Ocean Drive is a Great Street. Frankly, I think that is more of what Miami should be. There is no life downtown because humans - duh Miami developers - like to walk on streets. Where are the Jane Jacobs streets in Miami? Miami Beach of course. I have no idea why they went the opposite way downtown. It is an ode to the blank wall.

I love what was happening with downtown West Palm Beach last I visited a couple years ago...It seemed well-used, diverse, and I loved the splash pad "in the street". But you are right, most of the rest of it is despairing Palm Springs sprawl.

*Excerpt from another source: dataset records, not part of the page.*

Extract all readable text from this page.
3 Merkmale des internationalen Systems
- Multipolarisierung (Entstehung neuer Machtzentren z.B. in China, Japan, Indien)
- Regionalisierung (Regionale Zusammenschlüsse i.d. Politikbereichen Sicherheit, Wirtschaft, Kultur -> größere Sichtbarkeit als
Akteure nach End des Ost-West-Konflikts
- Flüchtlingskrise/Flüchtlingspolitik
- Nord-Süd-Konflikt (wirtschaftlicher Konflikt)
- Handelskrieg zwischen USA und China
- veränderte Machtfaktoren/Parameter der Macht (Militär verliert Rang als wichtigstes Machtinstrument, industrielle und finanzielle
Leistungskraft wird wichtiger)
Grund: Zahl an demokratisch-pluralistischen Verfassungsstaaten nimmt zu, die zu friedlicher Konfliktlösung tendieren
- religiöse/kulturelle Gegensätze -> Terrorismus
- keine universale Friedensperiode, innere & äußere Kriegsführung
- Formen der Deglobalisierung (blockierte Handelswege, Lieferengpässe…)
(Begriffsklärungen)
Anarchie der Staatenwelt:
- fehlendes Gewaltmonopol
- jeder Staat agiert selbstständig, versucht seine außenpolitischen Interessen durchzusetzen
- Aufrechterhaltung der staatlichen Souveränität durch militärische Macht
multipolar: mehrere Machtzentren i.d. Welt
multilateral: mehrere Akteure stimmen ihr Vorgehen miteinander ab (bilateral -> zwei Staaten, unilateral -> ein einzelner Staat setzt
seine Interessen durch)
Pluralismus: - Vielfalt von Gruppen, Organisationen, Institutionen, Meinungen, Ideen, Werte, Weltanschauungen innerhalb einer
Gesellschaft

I am thankful that we now have LEED-ND and the downturn to help redirect (hopefully) where things may yet take us in coastal Georgia and the Carolinas. I dread the thought of that Floridian style development increasingly setting the tone. In a sense, we are fortunate development went down first to Florida for the McMansion/Sun City boom of the 80's to mid-Naughties. Part of me, I hate to say it, wants the bottom to fall out of this commercial real estate market so that banks, home builders and REIT's finally see their models of stand-alone investment implode. Let me tell you, I for one am rooting for New Urbanism to change the tide. As pricey as communities like Habersham and City Place in Palm Beach might be, every person genuinely interested in a more sustainable trajectory for our future should hope that their success changes market models. Ellen Dunham-Jones has a lot of good points when she bashes architects for not caring more about the "75 percent" we don't touch. We need to take it back. I'm really hopeful not only about what LEED-ND might do to the industry (as a model of market setting)...but, frankly, for what it can do to bring back planning as a real design-oriented profession. Reading over the latest version I was so impressed. I got goose-bumps! Drastic improvements from the pilot version, and all that - let there be no doubt - is the hand of the New Urbanists...not sadly, the elitist design architects who claim to be interested in "green design".

Ludid said...

since i don't know anything about urban design, i enjoy coming to your blog to learn about it. it's like a mini-lecture for me.

Eric Orozco said...

Wow...thanks for reading Ludid! Reminds me that I need to make an attempt to not sound so professorial here. ...Write more about what strikes me, rather than critique. ')

Todd W. Bonnett said...

I just read your "Alligator Urbanism" Blog. I visited Savannah and Habersham last fall. As a landscape architect, urban planner and former golf course architect, I appreciate your recognition or our roles within the built environment.